Ancak ikinci mesele yani “MHP Türkçülükten neden uzaklaştı?” konusu tam bir fitneydi.

Birisi bugünlerde size: “Neden % 100 Türkçü değil de fifty-fifty Türk-İslam Ülkücüsü oldunuz?.. 1975’e kadar MHP ne güzeldi!..” diyorsa, konuşan eğer kendi halinde bir “Halikarnas Türkçüsü” değilse bilin ki; MHP’nin baraj altına gitmesi için kurulan kirli tezgahın bir parçasıdır.

Bu tür söylemlerin sahipleri, istemeden de olsa AKP’nin tezgâhına su taşımaktadır. Muhtemelen İşçi Partilidir, dolayısıyla da Milliyetçi siyasetin, halkla kucaklaşmayan marjinal bir ideolojik figür olarak kalması için elinden geleni yapmaktadır.

Türkiye’de bir tarih yaşandı. Bu Tarihin son yüz yılı, bir “İnkılabın” tarihidir. Ondan önceki bin yıl da yarı cahil, yarı ümmi ama mutlaka “sultani” bir Müslümanlığın hikâyesidir. “Millet” İslam’la, İslam da “Millet“le entelektüel ortamda yeni yeni tanışmaktadır.

Tarihi olayları ve bu olayların seçmen üretme kabiliyetini, seçmenin reyine etki derecesini düşünmeden, ütopyanızın keyfine göre siyasi söylem geliştiremezsiniz.

Geliştirirseniz ne olur? Emekli olduktan sonra aklına birden Türkçe ibadet etmek gelen, eski Yargıtay Cumhuriyet Başsavcısı Nusret Demiral amca gibi hem kendinizi, hem de partinizi barajın altına götürüverirsiniz.

Atsız, MHP’den neden uzaklaştırıldı“dan başlayıp, “şu Arvasi de nereden çıktı“ya doğru yürüyüp, oradan “Türkler nasıl Müslüman oldu“ya kadar gidecek boş zamanı olanların büyük “Kafkas Direnişi“ni veya “Çanakkale Savaşlarını bir kez okumalarını” tavsiye ederim.

Şunu herkes iyi bilmelidir ki; Kürşat cumhuriyetçi bir Fransız şövalyesi değildi. Eğer “Gök Tengri” olmasaydı, 580’de Kürşat, Çin sarayını basamazdı. Budist Uygurların böyle bir çabası yoktur.

1915’te de Allah vardı ve Seyit Onbaşı Fransız gemisini onun için batırdı.

Bu yüzden de ben, dinle ve İslam’la meselesi olan Türkçüleri samimi bulmuyorum.

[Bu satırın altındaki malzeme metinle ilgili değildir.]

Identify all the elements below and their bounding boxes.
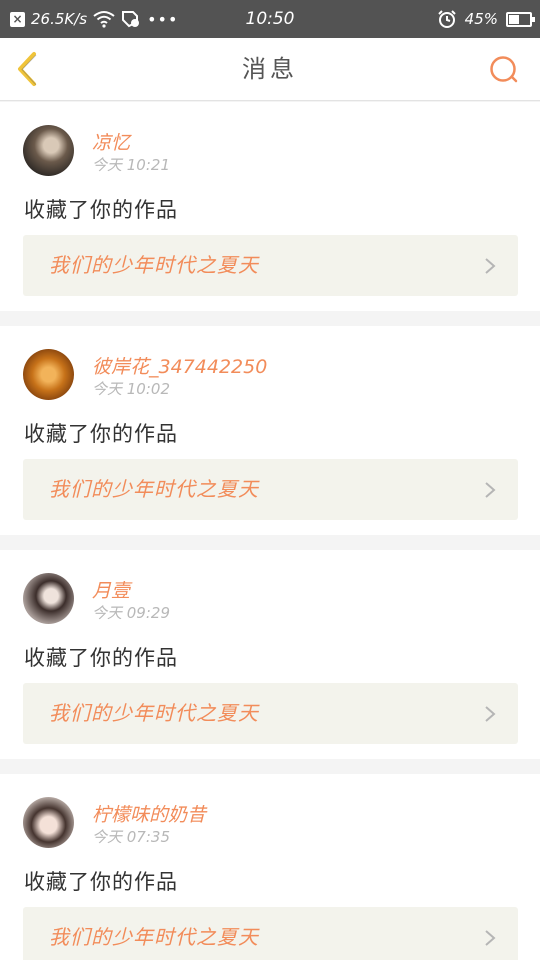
message-card: 月壹 今天 09:29 收藏了你的作品 我们的少年时代之夏天	[0, 550, 540, 759]
work-title: 我们的少年时代之夏天	[49, 925, 259, 949]
message-time: 今天 07:35	[92, 828, 170, 846]
work-title: 我们的少年时代之夏天	[49, 477, 259, 501]
network-speed: 26.5K/s	[31, 10, 88, 28]
work-link[interactable]: 我们的少年时代之夏天	[23, 683, 518, 744]
chevron-right-icon	[485, 482, 496, 498]
search-icon	[490, 56, 518, 83]
avatar[interactable]	[23, 797, 74, 848]
chevron-right-icon	[485, 930, 496, 946]
message-time: 今天 09:29	[92, 604, 170, 622]
work-title: 我们的少年时代之夏天	[49, 701, 259, 725]
wifi-icon	[93, 10, 115, 28]
back-button[interactable]	[12, 50, 46, 88]
username[interactable]: 凉忆	[92, 128, 130, 155]
message-time: 今天 10:02	[92, 380, 170, 398]
work-link[interactable]: 我们的少年时代之夏天	[23, 907, 518, 960]
action-text: 收藏了你的作品	[24, 870, 178, 894]
battery-fill	[509, 14, 519, 24]
work-link[interactable]: 我们的少年时代之夏天	[23, 235, 518, 296]
username[interactable]: 彼岸花_347442250	[92, 352, 267, 379]
close-box-icon: ×	[10, 11, 25, 27]
status-left: × 26.5K/s •••	[0, 10, 220, 29]
sim-icon	[121, 10, 141, 28]
message-card: 凉忆 今天 10:21 收藏了你的作品 我们的少年时代之夏天	[0, 102, 540, 311]
avatar[interactable]	[23, 125, 74, 176]
username[interactable]: 月壹	[92, 576, 130, 603]
chevron-right-icon	[485, 258, 496, 274]
action-text: 收藏了你的作品	[24, 646, 178, 670]
username[interactable]: 柠檬味的奶昔	[92, 800, 206, 827]
search-button[interactable]	[488, 54, 520, 86]
work-link[interactable]: 我们的少年时代之夏天	[23, 459, 518, 520]
message-card: 彼岸花_347442250 今天 10:02 收藏了你的作品 我们的少年时代之夏…	[0, 326, 540, 535]
alarm-icon	[437, 9, 457, 29]
app-header: 消息	[0, 38, 540, 101]
message-time: 今天 10:21	[92, 156, 170, 174]
status-right: 45%	[437, 0, 535, 38]
avatar[interactable]	[23, 349, 74, 400]
work-title: 我们的少年时代之夏天	[49, 253, 259, 277]
action-text: 收藏了你的作品	[24, 198, 178, 222]
chevron-right-icon	[485, 706, 496, 722]
avatar[interactable]	[23, 573, 74, 624]
action-text: 收藏了你的作品	[24, 422, 178, 446]
battery-percent: 45%	[464, 10, 498, 28]
message-list: 凉忆 今天 10:21 收藏了你的作品 我们的少年时代之夏天 彼岸花_34744…	[0, 102, 540, 960]
message-card: 柠檬味的奶昔 今天 07:35 收藏了你的作品 我们的少年时代之夏天	[0, 774, 540, 960]
battery-icon	[506, 11, 535, 27]
page-title: 消息	[242, 55, 298, 83]
more-dots-icon: •••	[147, 9, 179, 29]
status-bar: × 26.5K/s ••• 10:50 45%	[0, 0, 540, 38]
chevron-left-icon	[18, 52, 37, 86]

Sebebini anlatayım: Çince bilen ilk Türk tarihçisi olan Bahaeddin Ögel’in talebesiyim. Lisans kürsüm, “Umumi Türk Tarihi“dir. Milletimi çok iyi tanırım ve aşkla severim. Atlı göçebeliğin erdemlerine ve milletimin asaletine olan güvenim tamdır. “Benim” diyen Türkçü, bu konularda benimle yarışamaz. Dünyanın bütün profesörleriyle bunu tartışacak bir Türklük bilincine sahibim.

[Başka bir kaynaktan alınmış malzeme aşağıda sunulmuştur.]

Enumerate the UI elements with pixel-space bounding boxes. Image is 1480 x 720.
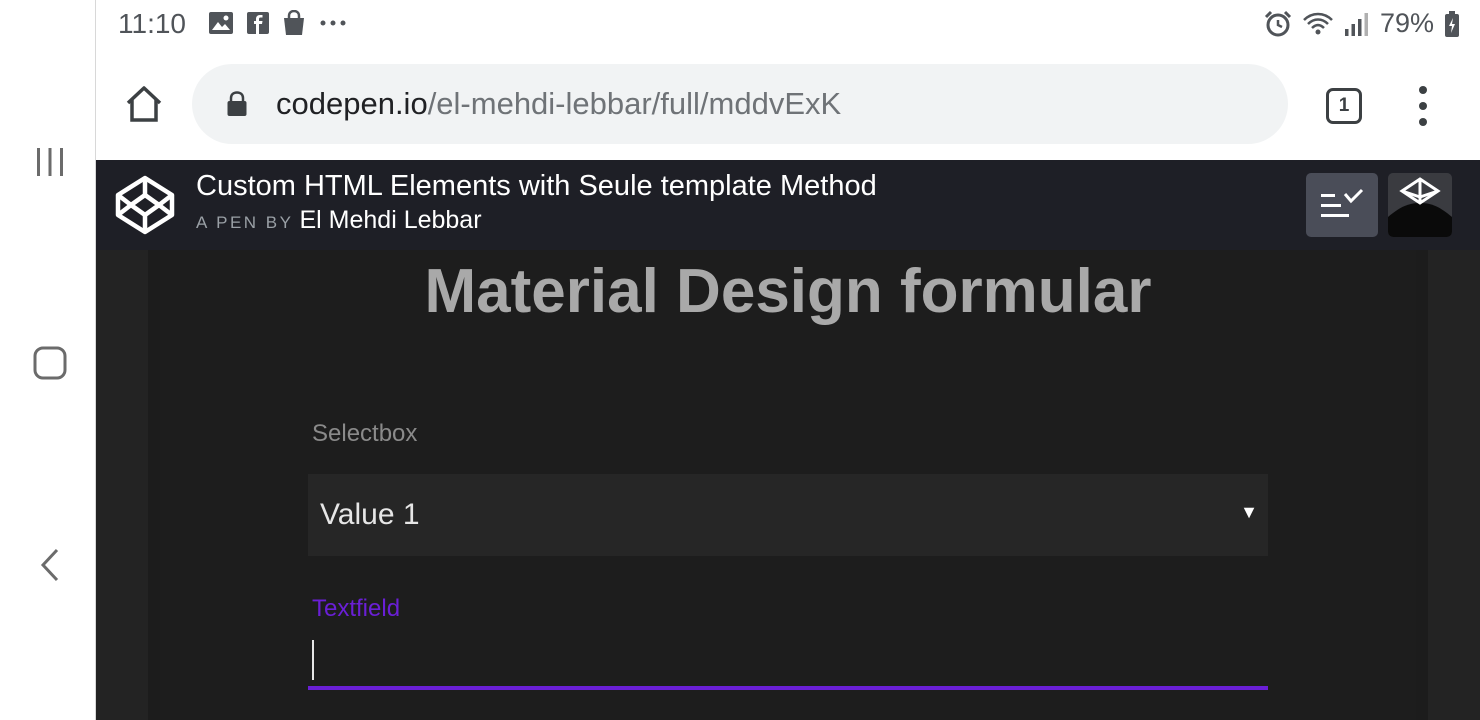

Özellikle yönetim ve askerliğe dair tarihi üstünlüğümüze asla laf söyletmem. Ama bir Ülkücü’nün, bir MHP’linin Türklüğü çok seviyorum diye İslam’a muhalif yayın yapmasına da asla razı gelemem.

MHP’nin 1977 sonrasında Müslüman kitleyle olan temaslarını veya Ülkücülerin daha fazla dindar olmasını sapma ve tehdit olarak görenler büyük bir yanılgı içindedir.

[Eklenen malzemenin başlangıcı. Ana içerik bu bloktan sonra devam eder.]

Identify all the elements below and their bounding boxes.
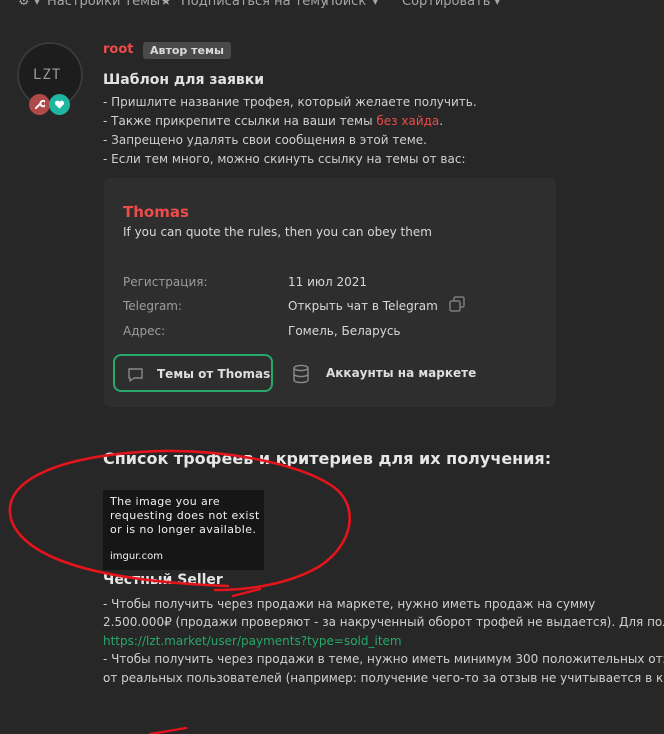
thread-settings-link[interactable]: Настройки темы: [47, 0, 160, 9]
database-icon: [293, 364, 309, 384]
subscribe-link[interactable]: Подписаться на тему: [181, 0, 328, 9]
star-icon[interactable]: ★: [160, 0, 172, 9]
chevron-down-icon[interactable]: ▾: [494, 0, 501, 9]
trophy-rule-line: - Чтобы получить через продажи на маркет…: [103, 597, 596, 611]
post-line: - Запрещено удалять свои сообщения в это…: [103, 133, 427, 147]
payments-link[interactable]: https://lzt.market/user/payments?type=so…: [103, 634, 402, 648]
registration-label: Регистрация:: [123, 275, 208, 289]
trophy-heading: Честный Seller: [103, 572, 223, 588]
address-value: Гомель, Беларусь: [288, 324, 401, 338]
address-label: Адрес:: [123, 324, 166, 338]
post-line-period: .: [439, 114, 444, 128]
copy-icon[interactable]: [449, 296, 465, 312]
trophy-rule-line: 2.500.000₽ (продажи проверяют - за накру…: [103, 615, 664, 629]
gear-icon[interactable]: ⚙ ▾: [18, 0, 40, 9]
author-badge: Автор темы: [143, 42, 231, 59]
broken-image-message: The image you are requesting does not ex…: [110, 495, 260, 536]
telegram-link[interactable]: Открыть чат в Telegram: [288, 299, 438, 313]
avatar-logo: LZT: [33, 67, 62, 83]
post-title: Шаблон для заявки: [103, 72, 265, 88]
telegram-label: Telegram:: [123, 299, 183, 313]
trophy-list-heading: Список трофеев и критериев для их получе…: [103, 449, 552, 468]
trophy-rule-line: от реальных пользователей (например: пол…: [103, 671, 664, 685]
profile-status: If you can quote the rules, then you can…: [123, 225, 432, 239]
heart-icon: [49, 94, 70, 115]
post-line-text: - Также прикрепите ссылки на ваши темы: [103, 114, 373, 128]
chevron-down-icon[interactable]: ▾: [372, 0, 379, 9]
chat-bubble-icon: [128, 368, 143, 382]
sort-link[interactable]: Сортировать: [402, 0, 490, 9]
market-accounts-button[interactable]: Аккаунты на маркете: [290, 358, 490, 392]
thread-toolbar: ⚙ ▾ Настройки темы ★ Подписаться на тему…: [0, 0, 664, 12]
author-name[interactable]: root: [103, 42, 134, 57]
profile-name[interactable]: Thomas: [123, 203, 189, 221]
profile-card: Thomas If you can quote the rules, then …: [104, 178, 556, 407]
no-hide-highlight: без хайда: [376, 114, 440, 128]
post-line: - Пришлите название трофея, который жела…: [103, 95, 477, 109]
broken-image-placeholder: The image you are requesting does not ex…: [103, 490, 264, 570]
market-accounts-label: Аккаунты на маркете: [326, 366, 477, 380]
image-host-label: imgur.com: [110, 551, 163, 562]
user-topics-label: Темы от Thomas: [157, 367, 271, 381]
trophy-rule-line: - Чтобы получить через продажи в теме, н…: [103, 652, 664, 666]
user-topics-button[interactable]: Темы от Thomas: [113, 354, 273, 392]
registration-value: 11 июл 2021: [288, 275, 368, 289]
wrench-icon: [29, 94, 50, 115]
search-link[interactable]: Поиск: [325, 0, 366, 9]
post-line: - Если тем много, можно скинуть ссылку н…: [103, 152, 466, 166]
post-line: - Также прикрепите ссылки на ваши темы б…: [103, 114, 443, 128]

Bütün dünyanın İslam’a doğru yöneldiği bir çağda, ABD ve Avrupa ülkeleri, kitlesel İslamlaşmalara karşı “barbar bir İslam” imajı yaratmak için büyük bütçeler ayırırken…

Osmanlı Türkleriyle zirveye varan İslam medeniyet mirasından yoksun acemi militanlar, kol bacak keserek, sermayenin temerküz ettiği batı toplumlarını İslam’dan uzaklaştırırken…

Türkiye’de, sembolü “Üç Hilal” olan bir Milliyetçi Parti, 60’ların sonunda “kayıp medeniyeti ihya” projesiyle ortaya çıkıp, 70’lerde emperyalizme karşı “Nizam-ı Alem” gibi Ülkücü kelamlar etmeye başlamışsa…

Yani dünyanın en kuvvetli iki “insanlaşma motivasyonu” olan din ve milliyet, en önemli direnç unsurları olan “dayanışmacı” ve “Ülkücü” bir ortamda senteze girmişse…

Genç şempanzelerin eline birer muz tutuşturarak ormanı yönetmek isteyen yaşlı orangutanlar, elbette ellerinden geleni artlarına koymayacaklardır.

Korteks“ine henüz su yürümüş bazı gençlerin, Masonlardan kalma “İslamsız Türkçülük” hevesi, bilmem sizin için önemli mi ama 12 yıldır Milliyetçiliğin başının belası olan “Türksüz İslamcılığın” da iktidar güvencesidir.